Na palestra realizada pelos professores responsáveis pelo projeto, Renata e Gustavo (ver FIGURA 1), estiveram presentes os coordenadores de cursos de graduação e 229 docentes participaram via transmissão online. Nas turmas de Grupos de Escuta, foram 98 participantes e na mesa-redonda, 255 professores ouvintes online. FIGURA 1 - Foto da palestra do projeto da Semana Pedagógica 1º/2021


Fonte: arquivo institucional do CEUB Durante o semestre, os temas dos encontros realizados foram definidos com base na situação do país e nos principais problemas enfrentados pelos professores e conforme a literatura.

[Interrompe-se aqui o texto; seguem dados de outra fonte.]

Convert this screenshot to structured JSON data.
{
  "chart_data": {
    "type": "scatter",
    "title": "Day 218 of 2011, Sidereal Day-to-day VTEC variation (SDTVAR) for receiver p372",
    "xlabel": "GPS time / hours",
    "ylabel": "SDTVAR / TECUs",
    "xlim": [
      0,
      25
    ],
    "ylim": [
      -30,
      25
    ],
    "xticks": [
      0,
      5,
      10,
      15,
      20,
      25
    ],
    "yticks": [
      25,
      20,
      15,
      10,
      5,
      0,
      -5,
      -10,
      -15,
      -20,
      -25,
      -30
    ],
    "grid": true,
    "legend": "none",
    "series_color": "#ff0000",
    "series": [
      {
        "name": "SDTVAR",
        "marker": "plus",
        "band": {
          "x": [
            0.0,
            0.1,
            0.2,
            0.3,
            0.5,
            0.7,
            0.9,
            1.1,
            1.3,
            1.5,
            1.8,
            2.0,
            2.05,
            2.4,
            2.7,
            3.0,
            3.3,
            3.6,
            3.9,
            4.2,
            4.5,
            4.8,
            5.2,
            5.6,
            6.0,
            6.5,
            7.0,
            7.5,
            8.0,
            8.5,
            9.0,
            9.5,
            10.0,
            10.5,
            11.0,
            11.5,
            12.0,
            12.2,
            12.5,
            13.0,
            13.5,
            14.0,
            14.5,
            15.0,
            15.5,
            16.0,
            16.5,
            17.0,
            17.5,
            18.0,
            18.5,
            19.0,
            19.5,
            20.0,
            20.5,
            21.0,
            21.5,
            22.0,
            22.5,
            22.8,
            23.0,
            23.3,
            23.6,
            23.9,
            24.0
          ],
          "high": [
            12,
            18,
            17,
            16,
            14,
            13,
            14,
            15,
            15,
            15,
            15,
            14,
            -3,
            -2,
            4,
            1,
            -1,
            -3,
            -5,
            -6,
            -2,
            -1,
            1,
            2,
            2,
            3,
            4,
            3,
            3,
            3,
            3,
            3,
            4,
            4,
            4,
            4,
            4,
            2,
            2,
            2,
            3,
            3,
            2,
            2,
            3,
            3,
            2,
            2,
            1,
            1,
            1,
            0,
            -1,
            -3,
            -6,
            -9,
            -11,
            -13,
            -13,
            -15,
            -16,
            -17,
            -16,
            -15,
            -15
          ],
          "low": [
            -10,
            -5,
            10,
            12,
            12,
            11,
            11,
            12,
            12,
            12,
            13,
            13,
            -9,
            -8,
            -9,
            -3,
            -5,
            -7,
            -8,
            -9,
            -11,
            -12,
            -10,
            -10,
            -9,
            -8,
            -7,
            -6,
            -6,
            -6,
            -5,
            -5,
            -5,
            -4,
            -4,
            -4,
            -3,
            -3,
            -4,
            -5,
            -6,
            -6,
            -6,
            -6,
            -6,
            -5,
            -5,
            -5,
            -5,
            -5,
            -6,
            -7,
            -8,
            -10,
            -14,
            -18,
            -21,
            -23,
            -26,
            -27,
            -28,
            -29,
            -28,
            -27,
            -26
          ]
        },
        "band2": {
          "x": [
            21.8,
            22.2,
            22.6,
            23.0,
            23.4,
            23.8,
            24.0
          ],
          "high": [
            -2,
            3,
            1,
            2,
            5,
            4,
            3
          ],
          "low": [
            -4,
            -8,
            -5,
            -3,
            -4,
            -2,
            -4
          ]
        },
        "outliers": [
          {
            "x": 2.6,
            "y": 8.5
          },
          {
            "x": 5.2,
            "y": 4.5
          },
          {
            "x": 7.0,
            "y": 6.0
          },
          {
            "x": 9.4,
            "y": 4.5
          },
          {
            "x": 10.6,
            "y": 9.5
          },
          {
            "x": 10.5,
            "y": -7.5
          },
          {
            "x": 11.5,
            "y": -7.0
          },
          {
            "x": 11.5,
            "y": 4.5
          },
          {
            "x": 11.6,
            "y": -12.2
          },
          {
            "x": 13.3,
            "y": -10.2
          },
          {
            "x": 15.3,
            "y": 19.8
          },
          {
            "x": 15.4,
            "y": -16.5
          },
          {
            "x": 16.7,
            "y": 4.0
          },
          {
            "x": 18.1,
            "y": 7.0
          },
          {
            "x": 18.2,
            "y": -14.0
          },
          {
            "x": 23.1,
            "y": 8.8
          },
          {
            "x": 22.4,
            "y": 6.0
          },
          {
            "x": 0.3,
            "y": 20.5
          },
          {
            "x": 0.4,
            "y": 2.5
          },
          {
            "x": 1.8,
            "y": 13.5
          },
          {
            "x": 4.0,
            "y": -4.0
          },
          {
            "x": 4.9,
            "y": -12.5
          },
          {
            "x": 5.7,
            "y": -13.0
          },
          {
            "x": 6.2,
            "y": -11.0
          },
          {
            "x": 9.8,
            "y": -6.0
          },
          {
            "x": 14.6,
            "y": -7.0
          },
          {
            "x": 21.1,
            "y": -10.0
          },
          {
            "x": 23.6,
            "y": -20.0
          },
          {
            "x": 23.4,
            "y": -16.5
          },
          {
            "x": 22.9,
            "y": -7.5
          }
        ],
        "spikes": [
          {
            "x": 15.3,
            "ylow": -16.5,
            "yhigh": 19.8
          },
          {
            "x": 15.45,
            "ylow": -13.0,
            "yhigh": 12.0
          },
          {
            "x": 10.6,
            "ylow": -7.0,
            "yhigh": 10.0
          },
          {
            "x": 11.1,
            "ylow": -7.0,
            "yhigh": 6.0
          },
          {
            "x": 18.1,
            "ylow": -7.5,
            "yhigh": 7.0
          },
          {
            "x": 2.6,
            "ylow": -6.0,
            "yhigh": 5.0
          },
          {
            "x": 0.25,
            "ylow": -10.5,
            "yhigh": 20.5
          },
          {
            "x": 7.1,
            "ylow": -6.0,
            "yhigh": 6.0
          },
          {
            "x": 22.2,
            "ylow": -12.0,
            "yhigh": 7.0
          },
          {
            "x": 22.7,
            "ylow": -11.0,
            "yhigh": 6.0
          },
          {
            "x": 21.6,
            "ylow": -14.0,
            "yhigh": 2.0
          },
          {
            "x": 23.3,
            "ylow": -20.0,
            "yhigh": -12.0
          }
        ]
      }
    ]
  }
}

Foram eles: Impacto do isolamento social na saúde mental; Estratégias de coping na Síndrome de Burnout; Intervenção em crise”; Suicídio - qual o papel do professor?; Resolução de conflitos; e Raça, Cultura, Gênero, Sexualidade e Povos Indígenas do Brasil. No 2º semestre de 2022, as atividades ocorreram às quartas-feiras, às 18h, com duração de 1h via Google Meet. Os temas abordados foram: 1º Encontro: Intervenção na crise psíquica 2º Encontro: Pandemia de sofrimento psíquico 3º Encontro: Racismo, cultura e povos indígenas 4º Encontro: Gênero e sexualidade 5º Encontro: Comportamento suicida 6º Encontro: Uso de substâncias no meio universitário 7º Encontro: Resolução de conflitos e Comunicação não violenta As atividades foram certificadas e os docentes puderam escolher participar ou de todas as atividades ou de encontros específicos, sendo a participação confirmada através de um formulário disponibilizado no momento de cada atividade. Os professores também puderam acessar a turma no Google Classroom. Em novembro de 2022, foram elaborados o relatório do projeto e a solicitação de continuidade para 2023.